In my following python
code I successfully can connect to MS Azure SQL Db
using ODBC connection, and can load data into an Azure SQL table using pandas' dataframe method to_sql(...). But when I use pyspark.pandas
instead, the to_sql(...)
method fails stating no such method supported. I know pandas API on Spark has reached about 97% coverage. But I was wondering if there is alternate method of achieving the same while still using ODBC.
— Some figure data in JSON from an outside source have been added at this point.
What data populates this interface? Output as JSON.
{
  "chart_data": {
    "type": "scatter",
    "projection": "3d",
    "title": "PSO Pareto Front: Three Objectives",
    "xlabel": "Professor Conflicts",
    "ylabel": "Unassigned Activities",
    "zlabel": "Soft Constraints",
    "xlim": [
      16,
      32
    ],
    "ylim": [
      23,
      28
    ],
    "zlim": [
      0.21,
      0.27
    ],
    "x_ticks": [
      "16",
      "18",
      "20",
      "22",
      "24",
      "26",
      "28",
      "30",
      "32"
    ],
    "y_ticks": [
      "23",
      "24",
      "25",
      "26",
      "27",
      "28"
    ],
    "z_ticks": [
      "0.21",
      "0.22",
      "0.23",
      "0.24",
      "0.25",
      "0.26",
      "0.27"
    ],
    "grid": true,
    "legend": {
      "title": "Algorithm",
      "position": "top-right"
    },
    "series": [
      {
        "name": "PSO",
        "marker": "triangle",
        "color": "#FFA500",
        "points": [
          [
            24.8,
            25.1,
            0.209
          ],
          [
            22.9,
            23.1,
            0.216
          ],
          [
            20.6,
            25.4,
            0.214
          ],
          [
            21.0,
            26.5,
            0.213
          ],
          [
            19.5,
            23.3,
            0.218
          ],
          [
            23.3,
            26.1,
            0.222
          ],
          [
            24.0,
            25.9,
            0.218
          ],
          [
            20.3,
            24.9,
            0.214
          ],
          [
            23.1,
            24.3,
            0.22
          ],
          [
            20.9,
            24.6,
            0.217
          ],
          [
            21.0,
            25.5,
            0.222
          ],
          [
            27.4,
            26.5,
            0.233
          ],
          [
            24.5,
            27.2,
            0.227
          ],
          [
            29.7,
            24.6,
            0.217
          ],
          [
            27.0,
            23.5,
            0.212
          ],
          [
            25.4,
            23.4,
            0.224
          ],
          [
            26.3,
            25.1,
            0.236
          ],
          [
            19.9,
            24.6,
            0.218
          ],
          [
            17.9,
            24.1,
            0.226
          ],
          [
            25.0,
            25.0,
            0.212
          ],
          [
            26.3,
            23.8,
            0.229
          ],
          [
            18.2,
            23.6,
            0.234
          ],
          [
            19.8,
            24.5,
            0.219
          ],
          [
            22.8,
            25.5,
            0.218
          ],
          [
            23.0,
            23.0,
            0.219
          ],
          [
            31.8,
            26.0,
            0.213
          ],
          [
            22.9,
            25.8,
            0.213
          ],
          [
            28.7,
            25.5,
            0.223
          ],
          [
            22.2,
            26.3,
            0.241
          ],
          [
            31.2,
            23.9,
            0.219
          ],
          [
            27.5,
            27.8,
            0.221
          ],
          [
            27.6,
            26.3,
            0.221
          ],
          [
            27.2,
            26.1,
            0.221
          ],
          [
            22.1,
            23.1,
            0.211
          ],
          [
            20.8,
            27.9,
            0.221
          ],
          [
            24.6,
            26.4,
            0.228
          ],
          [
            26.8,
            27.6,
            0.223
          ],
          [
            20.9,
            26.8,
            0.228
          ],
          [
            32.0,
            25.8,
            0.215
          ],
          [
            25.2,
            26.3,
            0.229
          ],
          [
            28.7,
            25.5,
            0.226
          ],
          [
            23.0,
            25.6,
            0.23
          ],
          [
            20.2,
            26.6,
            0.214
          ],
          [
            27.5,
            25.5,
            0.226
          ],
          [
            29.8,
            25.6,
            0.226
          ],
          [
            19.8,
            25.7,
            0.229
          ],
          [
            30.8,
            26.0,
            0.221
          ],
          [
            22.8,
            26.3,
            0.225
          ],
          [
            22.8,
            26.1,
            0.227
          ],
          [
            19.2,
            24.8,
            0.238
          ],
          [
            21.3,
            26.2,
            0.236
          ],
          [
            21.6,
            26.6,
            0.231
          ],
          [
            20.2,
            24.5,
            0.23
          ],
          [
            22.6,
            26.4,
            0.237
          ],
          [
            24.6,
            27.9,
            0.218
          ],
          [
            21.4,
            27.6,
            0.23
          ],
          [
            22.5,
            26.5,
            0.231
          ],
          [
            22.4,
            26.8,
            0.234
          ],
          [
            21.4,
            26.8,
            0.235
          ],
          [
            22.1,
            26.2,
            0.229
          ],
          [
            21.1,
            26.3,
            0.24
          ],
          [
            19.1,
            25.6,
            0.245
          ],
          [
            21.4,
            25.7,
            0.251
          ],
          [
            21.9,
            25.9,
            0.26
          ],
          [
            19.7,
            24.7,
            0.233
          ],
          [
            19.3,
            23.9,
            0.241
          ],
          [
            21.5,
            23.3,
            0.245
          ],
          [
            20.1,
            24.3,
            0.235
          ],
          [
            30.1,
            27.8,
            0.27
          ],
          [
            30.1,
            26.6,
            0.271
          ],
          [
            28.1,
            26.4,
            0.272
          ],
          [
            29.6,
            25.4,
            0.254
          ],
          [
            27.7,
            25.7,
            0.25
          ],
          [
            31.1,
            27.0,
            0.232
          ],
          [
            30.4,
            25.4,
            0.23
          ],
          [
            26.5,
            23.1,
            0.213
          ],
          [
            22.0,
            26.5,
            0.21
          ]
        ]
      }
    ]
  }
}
Question: In the following code sample, how can we use ODBC
connection for pyspark.pandas for connecting to Azure SQL db and load a dataframe into a SQL table?
import sqlalchemy as sq
#import pandas as pd
import pyspark.pandas as ps
import datetime
data_df = ps.read_csv('/dbfs/FileStore/tables/myDataFile.csv', low_memory=False, quotechar='"', header='infer')
.......
data_df.to_sql(name='CustomerOrderTable', con=engine, if_exists='append', index=False, dtype={'OrderID' : sq.VARCHAR(10),
'Name' : sq.VARCHAR(50),
'OrderDate' : sq.DATETIME()})
Ref: Pandas API on Spark and this
UPDATE: The data file is about 6.5GB with 150 columns and 15 million records. Therefore, the pandas cannot handle it, and as expected, it gives OOM (out of memory) error.